The change in plans from originally committing $250,000 a year for 15 years was due to the fact that the Avenir Centre, which is a multi-functional entertainment centre that also houses a professional hockey rink, isn’t taxable per provincial law. The DMCI lobbied the provincial government to change the law, arguing that the facility isn’t a community rink and that it would generate business within it, but the province didn’t budge.
“If it was assessed – $100 million at 16 cents, there’s $160,000 out of $250,000. So that’s what got us back to the drawing board and gave us a lot of soul-searching and expanding how we were gonna try to fund it,” said Dixon, who is also the principal for Ashford Investments.
Without the memorandum of understanding as it is today, the DMCI wouldn’t have been able to contribute beyond this year, Dixon said to the council. The MOU wasn’t made public Monday night.
Councillor Brian Hicks, who opposed the deal along with Councillors Paul Pellerin and Bryan Butler, said DMCI knew the centre wasn’t subject to the tax in April 2015 and that shortly before the final vote for the centre, they had agreed to commit $250,000 annually for 15 years.
Hicks, who voted in 2015 and returned to council after two and a half years, said at the time, he relied on an e-mail from DMCI stating the commitment and that he wasn’t aware of any terms and conditions.
“So for me, when I voted on the downtown centre, I just thought that was a contract.

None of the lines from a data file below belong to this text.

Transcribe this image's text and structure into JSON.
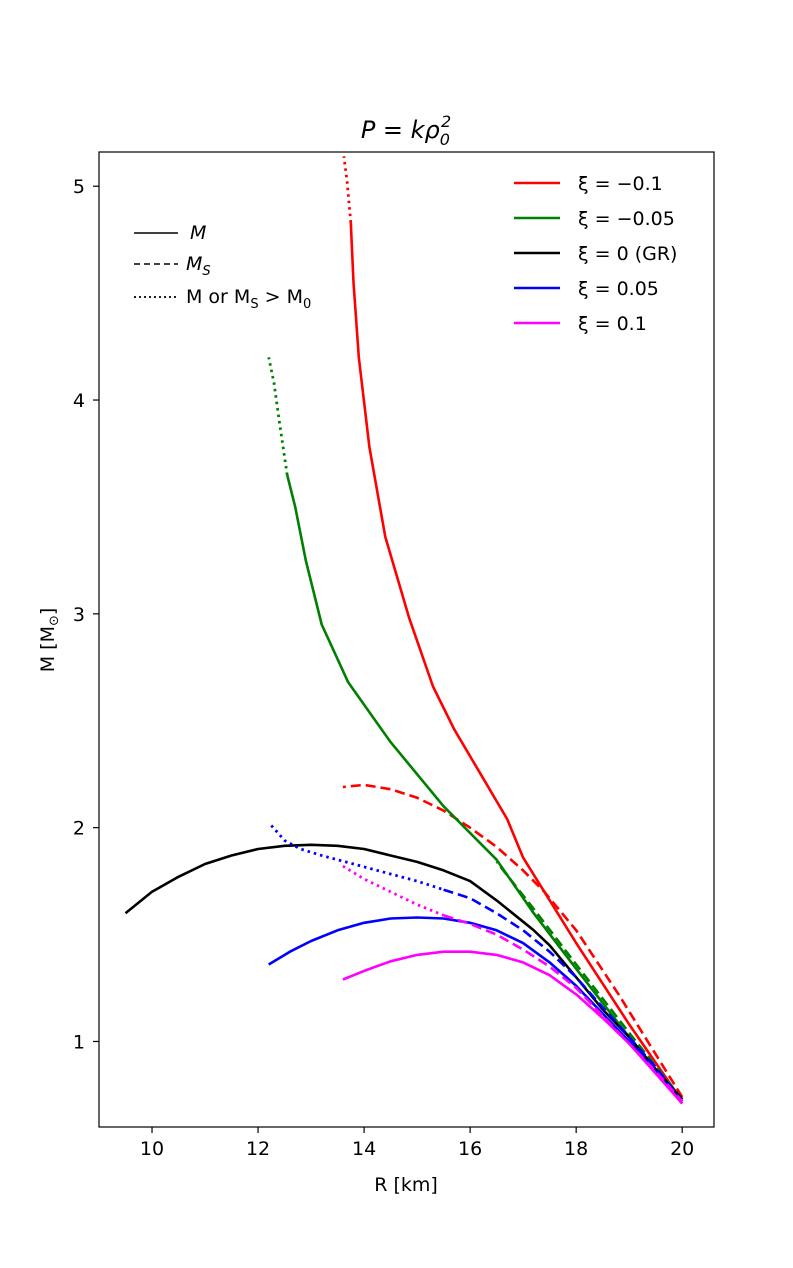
{
  "chart_data": {
    "type": "line",
    "title": {
      "main": "P = kρ",
      "sub": "0",
      "sup": "2"
    },
    "xlabel": "R [km]",
    "ylabel": "M [M",
    "ylabel_symbol": "⊙",
    "ylabel_close": "]",
    "xlim": [
      9.0,
      20.6
    ],
    "ylim": [
      0.6,
      5.16
    ],
    "xticks": [
      10,
      12,
      14,
      16,
      18,
      20
    ],
    "yticks": [
      1,
      2,
      3,
      4,
      5
    ],
    "grid": false,
    "legend_position": "top-right",
    "style_legend": {
      "position": "top-left",
      "entries": [
        {
          "style": "solid",
          "label": "M"
        },
        {
          "style": "dashed",
          "label": "M",
          "sub": "S"
        },
        {
          "style": "dotted",
          "label": "M or M",
          "sub": "S",
          "tail": " > M",
          "tail_sub": "0"
        }
      ]
    },
    "series": [
      {
        "name": "ξ = −0.1",
        "color": "#ff0000",
        "M_solid": [
          [
            20.0,
            0.72
          ],
          [
            19.0,
            1.08
          ],
          [
            18.0,
            1.46
          ],
          [
            17.0,
            1.86
          ],
          [
            16.7,
            2.04
          ],
          [
            16.2,
            2.25
          ],
          [
            15.7,
            2.46
          ],
          [
            15.3,
            2.66
          ],
          [
            14.85,
            2.98
          ],
          [
            14.4,
            3.36
          ],
          [
            14.1,
            3.78
          ],
          [
            13.9,
            4.2
          ],
          [
            13.8,
            4.55
          ],
          [
            13.75,
            4.83
          ]
        ],
        "M_dotted": [
          [
            13.75,
            4.83
          ],
          [
            13.68,
            5.02
          ],
          [
            13.62,
            5.14
          ]
        ],
        "MS_dashed": [
          [
            20.0,
            0.74
          ],
          [
            19.4,
            0.98
          ],
          [
            18.8,
            1.22
          ],
          [
            18.0,
            1.52
          ],
          [
            17.4,
            1.7
          ],
          [
            17.0,
            1.8
          ],
          [
            16.5,
            1.91
          ],
          [
            16.0,
            2.0
          ],
          [
            15.5,
            2.08
          ],
          [
            15.0,
            2.14
          ],
          [
            14.5,
            2.18
          ],
          [
            14.0,
            2.2
          ],
          [
            13.6,
            2.19
          ]
        ]
      },
      {
        "name": "ξ = −0.05",
        "color": "#008000",
        "M_solid": [
          [
            20.0,
            0.72
          ],
          [
            19.0,
            1.02
          ],
          [
            18.0,
            1.34
          ],
          [
            17.2,
            1.6
          ],
          [
            16.5,
            1.85
          ],
          [
            15.5,
            2.1
          ],
          [
            14.5,
            2.4
          ],
          [
            13.7,
            2.68
          ],
          [
            13.2,
            2.95
          ],
          [
            12.9,
            3.25
          ],
          [
            12.7,
            3.5
          ],
          [
            12.55,
            3.65
          ]
        ],
        "M_dotted": [
          [
            12.55,
            3.65
          ],
          [
            12.4,
            3.9
          ],
          [
            12.3,
            4.08
          ],
          [
            12.2,
            4.2
          ]
        ],
        "MS_dashed": [
          [
            20.0,
            0.73
          ],
          [
            19.0,
            1.04
          ],
          [
            18.0,
            1.36
          ],
          [
            17.2,
            1.62
          ],
          [
            16.5,
            1.84
          ]
        ]
      },
      {
        "name": "ξ = 0 (GR)",
        "color": "#000000",
        "M_solid": [
          [
            9.5,
            1.6
          ],
          [
            10.0,
            1.7
          ],
          [
            10.5,
            1.77
          ],
          [
            11.0,
            1.83
          ],
          [
            11.5,
            1.87
          ],
          [
            12.0,
            1.9
          ],
          [
            12.5,
            1.915
          ],
          [
            13.0,
            1.92
          ],
          [
            13.5,
            1.915
          ],
          [
            14.0,
            1.9
          ],
          [
            14.5,
            1.87
          ],
          [
            15.0,
            1.84
          ],
          [
            15.5,
            1.8
          ],
          [
            16.0,
            1.75
          ],
          [
            16.5,
            1.66
          ],
          [
            17.0,
            1.56
          ],
          [
            17.2,
            1.52
          ],
          [
            17.5,
            1.45
          ],
          [
            18.0,
            1.3
          ],
          [
            18.5,
            1.15
          ],
          [
            19.0,
            1.02
          ],
          [
            19.5,
            0.87
          ],
          [
            20.0,
            0.73
          ]
        ],
        "M_dotted": [],
        "MS_dashed": []
      },
      {
        "name": "ξ = 0.05",
        "color": "#0000ff",
        "M_solid": [
          [
            12.2,
            1.36
          ],
          [
            12.6,
            1.42
          ],
          [
            13.0,
            1.47
          ],
          [
            13.5,
            1.52
          ],
          [
            14.0,
            1.555
          ],
          [
            14.5,
            1.575
          ],
          [
            15.0,
            1.58
          ],
          [
            15.5,
            1.575
          ],
          [
            16.0,
            1.555
          ],
          [
            16.5,
            1.52
          ],
          [
            17.0,
            1.46
          ],
          [
            17.5,
            1.37
          ],
          [
            18.0,
            1.26
          ],
          [
            18.5,
            1.13
          ],
          [
            19.0,
            1.0
          ],
          [
            19.5,
            0.86
          ],
          [
            20.0,
            0.71
          ]
        ],
        "M_dotted": [
          [
            12.25,
            2.01
          ],
          [
            12.5,
            1.94
          ],
          [
            12.8,
            1.9
          ],
          [
            13.2,
            1.87
          ],
          [
            13.8,
            1.83
          ],
          [
            14.4,
            1.79
          ],
          [
            15.0,
            1.75
          ],
          [
            15.5,
            1.71
          ]
        ],
        "MS_dashed": [
          [
            15.5,
            1.71
          ],
          [
            16.0,
            1.67
          ],
          [
            16.5,
            1.6
          ],
          [
            17.0,
            1.52
          ],
          [
            17.5,
            1.42
          ],
          [
            18.0,
            1.3
          ],
          [
            18.5,
            1.16
          ],
          [
            19.0,
            1.02
          ],
          [
            19.5,
            0.88
          ],
          [
            20.0,
            0.72
          ]
        ]
      },
      {
        "name": "ξ = 0.1",
        "color": "#ff00ff",
        "M_solid": [
          [
            13.6,
            1.29
          ],
          [
            14.0,
            1.33
          ],
          [
            14.5,
            1.375
          ],
          [
            15.0,
            1.405
          ],
          [
            15.5,
            1.42
          ],
          [
            16.0,
            1.42
          ],
          [
            16.5,
            1.405
          ],
          [
            17.0,
            1.37
          ],
          [
            17.5,
            1.31
          ],
          [
            18.0,
            1.22
          ],
          [
            18.5,
            1.11
          ],
          [
            19.0,
            0.99
          ],
          [
            19.5,
            0.85
          ],
          [
            20.0,
            0.71
          ]
        ],
        "M_dotted": [
          [
            13.6,
            1.82
          ],
          [
            14.0,
            1.76
          ],
          [
            14.5,
            1.7
          ],
          [
            15.0,
            1.64
          ],
          [
            15.5,
            1.59
          ]
        ],
        "MS_dashed": [
          [
            15.5,
            1.59
          ],
          [
            16.0,
            1.55
          ],
          [
            16.5,
            1.5
          ],
          [
            17.0,
            1.43
          ],
          [
            17.5,
            1.35
          ],
          [
            18.0,
            1.25
          ],
          [
            18.5,
            1.12
          ],
          [
            19.0,
            0.99
          ],
          [
            19.5,
            0.86
          ],
          [
            20.0,
            0.72
          ]
        ]
      }
    ]
  }
}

There were no terms and conditions. The terms and conditions came up three years later,” he said.
He said the deal means the city “doesn’t really know from year to year, how much money they’re going to get from Downtown Moncton.”

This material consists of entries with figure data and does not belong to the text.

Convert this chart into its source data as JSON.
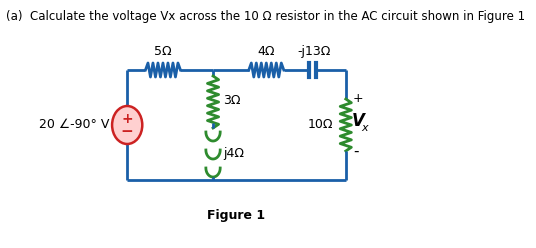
{
  "title": "(a)  Calculate the voltage Vx across the 10 Ω resistor in the AC circuit shown in Figure 1",
  "figure_label": "Figure 1",
  "bg_color": "#ffffff",
  "circuit_color": "#1a5fa8",
  "resistor_color_green": "#2e8b2e",
  "source_fill": "#ffd0d0",
  "source_border": "#cc2222",
  "label_5ohm": "5Ω",
  "label_4ohm": "4Ω",
  "label_j13ohm": "-j13Ω",
  "label_3ohm": "3Ω",
  "label_j4ohm": "j4Ω",
  "label_10ohm": "10Ω",
  "label_source": "20 ∠-90° V",
  "label_vx": "V",
  "label_vx_sub": "x",
  "label_plus": "+",
  "label_minus": "-"
}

Now the DMCI is relying on its confidence in upcoming downtown development. In December, Poirier-Basque said in a presentation to the council that tax assessment has increased 4.97 per cent in 2018 due to new development downtown. Dixon said Monday this is unlikely to all come from new development. Based on this, he’s expecting more organic growth to support DMCI’s activities even as it pays off its commitment to the Avenir Centre.
It will take a few years before the full impact of assessments from new developments is known, he said. But if the city’s plan for the downtown core continues as planned, there will be many new developments in the next two decades.
Impact On Taxpayers
Because the payment timeline is prolonged, the city would incur between $385,000 and $700,000 of what CFO Jacque Doucet calls an “opportunity cost” over 30 years. This was a point of concern for Councillor Paul Pellerin, who opposed the deal.

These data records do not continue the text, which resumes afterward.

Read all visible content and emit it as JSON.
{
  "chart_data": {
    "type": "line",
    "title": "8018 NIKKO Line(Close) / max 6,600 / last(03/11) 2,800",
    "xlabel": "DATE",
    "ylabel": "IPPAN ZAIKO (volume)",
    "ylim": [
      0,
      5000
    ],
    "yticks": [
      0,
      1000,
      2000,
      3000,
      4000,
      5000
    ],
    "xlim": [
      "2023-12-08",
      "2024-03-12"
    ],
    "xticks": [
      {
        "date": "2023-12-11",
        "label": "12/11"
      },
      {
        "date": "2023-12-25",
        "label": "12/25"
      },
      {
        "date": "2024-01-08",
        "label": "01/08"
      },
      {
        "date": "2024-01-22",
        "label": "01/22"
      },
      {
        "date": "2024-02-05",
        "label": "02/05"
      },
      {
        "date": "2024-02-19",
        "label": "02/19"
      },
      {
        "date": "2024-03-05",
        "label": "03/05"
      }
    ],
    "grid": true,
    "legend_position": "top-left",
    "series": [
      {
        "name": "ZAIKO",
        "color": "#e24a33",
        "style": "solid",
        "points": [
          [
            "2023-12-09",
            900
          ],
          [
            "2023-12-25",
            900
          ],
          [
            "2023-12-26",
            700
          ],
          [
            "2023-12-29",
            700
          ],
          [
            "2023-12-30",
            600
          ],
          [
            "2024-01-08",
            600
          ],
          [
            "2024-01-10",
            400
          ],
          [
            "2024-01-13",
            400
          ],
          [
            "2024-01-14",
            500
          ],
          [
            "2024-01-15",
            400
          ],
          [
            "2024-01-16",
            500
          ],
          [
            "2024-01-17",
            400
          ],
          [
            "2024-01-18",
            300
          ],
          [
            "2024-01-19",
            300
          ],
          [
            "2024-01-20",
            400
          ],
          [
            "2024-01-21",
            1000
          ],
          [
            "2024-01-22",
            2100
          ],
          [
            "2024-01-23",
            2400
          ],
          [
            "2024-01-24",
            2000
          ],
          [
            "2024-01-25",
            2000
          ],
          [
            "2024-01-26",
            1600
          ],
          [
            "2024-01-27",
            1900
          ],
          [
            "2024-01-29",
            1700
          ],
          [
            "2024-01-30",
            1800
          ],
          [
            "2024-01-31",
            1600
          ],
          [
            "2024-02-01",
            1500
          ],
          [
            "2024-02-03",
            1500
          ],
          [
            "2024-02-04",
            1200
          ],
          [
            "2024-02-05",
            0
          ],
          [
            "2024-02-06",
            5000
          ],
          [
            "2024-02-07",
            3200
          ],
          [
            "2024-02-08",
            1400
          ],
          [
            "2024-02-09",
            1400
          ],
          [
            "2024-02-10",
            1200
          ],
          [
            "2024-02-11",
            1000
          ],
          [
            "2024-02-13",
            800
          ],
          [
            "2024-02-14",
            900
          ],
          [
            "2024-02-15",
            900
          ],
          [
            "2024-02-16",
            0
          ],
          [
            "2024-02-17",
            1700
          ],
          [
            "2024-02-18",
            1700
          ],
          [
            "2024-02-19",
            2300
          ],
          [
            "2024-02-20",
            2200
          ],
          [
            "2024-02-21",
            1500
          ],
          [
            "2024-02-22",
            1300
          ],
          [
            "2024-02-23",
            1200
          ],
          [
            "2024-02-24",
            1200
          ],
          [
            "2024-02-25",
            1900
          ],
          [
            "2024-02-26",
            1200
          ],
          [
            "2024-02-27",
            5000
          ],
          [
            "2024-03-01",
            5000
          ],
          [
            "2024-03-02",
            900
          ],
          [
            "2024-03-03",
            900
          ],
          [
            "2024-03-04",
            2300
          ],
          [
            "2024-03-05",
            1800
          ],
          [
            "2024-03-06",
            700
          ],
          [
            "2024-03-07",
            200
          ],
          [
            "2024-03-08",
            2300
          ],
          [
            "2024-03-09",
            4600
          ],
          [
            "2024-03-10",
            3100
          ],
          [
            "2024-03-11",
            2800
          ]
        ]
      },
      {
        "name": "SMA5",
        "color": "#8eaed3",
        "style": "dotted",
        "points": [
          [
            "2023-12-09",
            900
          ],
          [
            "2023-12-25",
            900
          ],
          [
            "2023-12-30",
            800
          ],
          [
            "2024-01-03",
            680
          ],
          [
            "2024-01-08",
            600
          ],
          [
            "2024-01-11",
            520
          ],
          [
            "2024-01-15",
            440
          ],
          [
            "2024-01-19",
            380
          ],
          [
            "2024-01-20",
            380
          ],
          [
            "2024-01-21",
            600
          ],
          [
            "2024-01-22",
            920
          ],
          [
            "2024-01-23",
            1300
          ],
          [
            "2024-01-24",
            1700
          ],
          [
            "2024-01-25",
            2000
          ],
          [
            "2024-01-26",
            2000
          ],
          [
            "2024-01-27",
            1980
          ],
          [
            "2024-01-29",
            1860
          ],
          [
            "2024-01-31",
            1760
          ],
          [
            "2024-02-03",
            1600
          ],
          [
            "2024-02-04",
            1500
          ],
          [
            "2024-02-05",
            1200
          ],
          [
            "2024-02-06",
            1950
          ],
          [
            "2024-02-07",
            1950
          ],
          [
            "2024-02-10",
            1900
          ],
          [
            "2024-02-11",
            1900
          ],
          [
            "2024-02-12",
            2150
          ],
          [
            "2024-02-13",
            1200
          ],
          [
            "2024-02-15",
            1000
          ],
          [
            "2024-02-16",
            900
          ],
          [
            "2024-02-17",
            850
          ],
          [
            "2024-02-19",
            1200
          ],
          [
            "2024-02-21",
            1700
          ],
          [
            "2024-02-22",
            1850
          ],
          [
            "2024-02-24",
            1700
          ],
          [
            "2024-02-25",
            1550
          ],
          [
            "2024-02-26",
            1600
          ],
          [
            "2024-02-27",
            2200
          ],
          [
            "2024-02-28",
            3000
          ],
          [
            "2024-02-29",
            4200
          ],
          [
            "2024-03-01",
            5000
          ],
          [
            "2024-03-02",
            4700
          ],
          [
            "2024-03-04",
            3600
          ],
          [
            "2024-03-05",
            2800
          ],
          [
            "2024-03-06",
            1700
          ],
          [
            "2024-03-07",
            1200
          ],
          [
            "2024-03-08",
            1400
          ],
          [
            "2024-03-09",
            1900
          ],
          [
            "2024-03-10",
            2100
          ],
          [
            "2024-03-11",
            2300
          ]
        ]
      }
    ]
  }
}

Taxpayers will be covered because of better bond rates on the centre, says Doucet. The city had assumed bond payments at 5 per cent interest rate in its budget, but the reality is it’s lower – at 3.528 per cent. This means the city can save $385,000 per year compared to what it had projected.
“So just that, it covers way more than even that $250,000 per year payment.”
Doucet said this means the deal with the DMCI wouldn’t affect taxpayers any more than what the city originally proposed for the centre’s funding. Although citizens won’t be gaining the amount of that “opportunity cost” either.
“Based on the information we have today, yes we’re going to get less of a quick return on the DMCI contribution, but we were able to get a better bond rate than we had initially anticipated. So in the end, for this project as a whole, the taxpayer is protected.”
“We strongly believe we’re still going to get the full $3.75 million, just instead of in 15 years, it will be in, we’re projecting between 20 and 26 years,” he said. “The more new development there is downtown in the DMCI boundaries, the faster we will get paid.”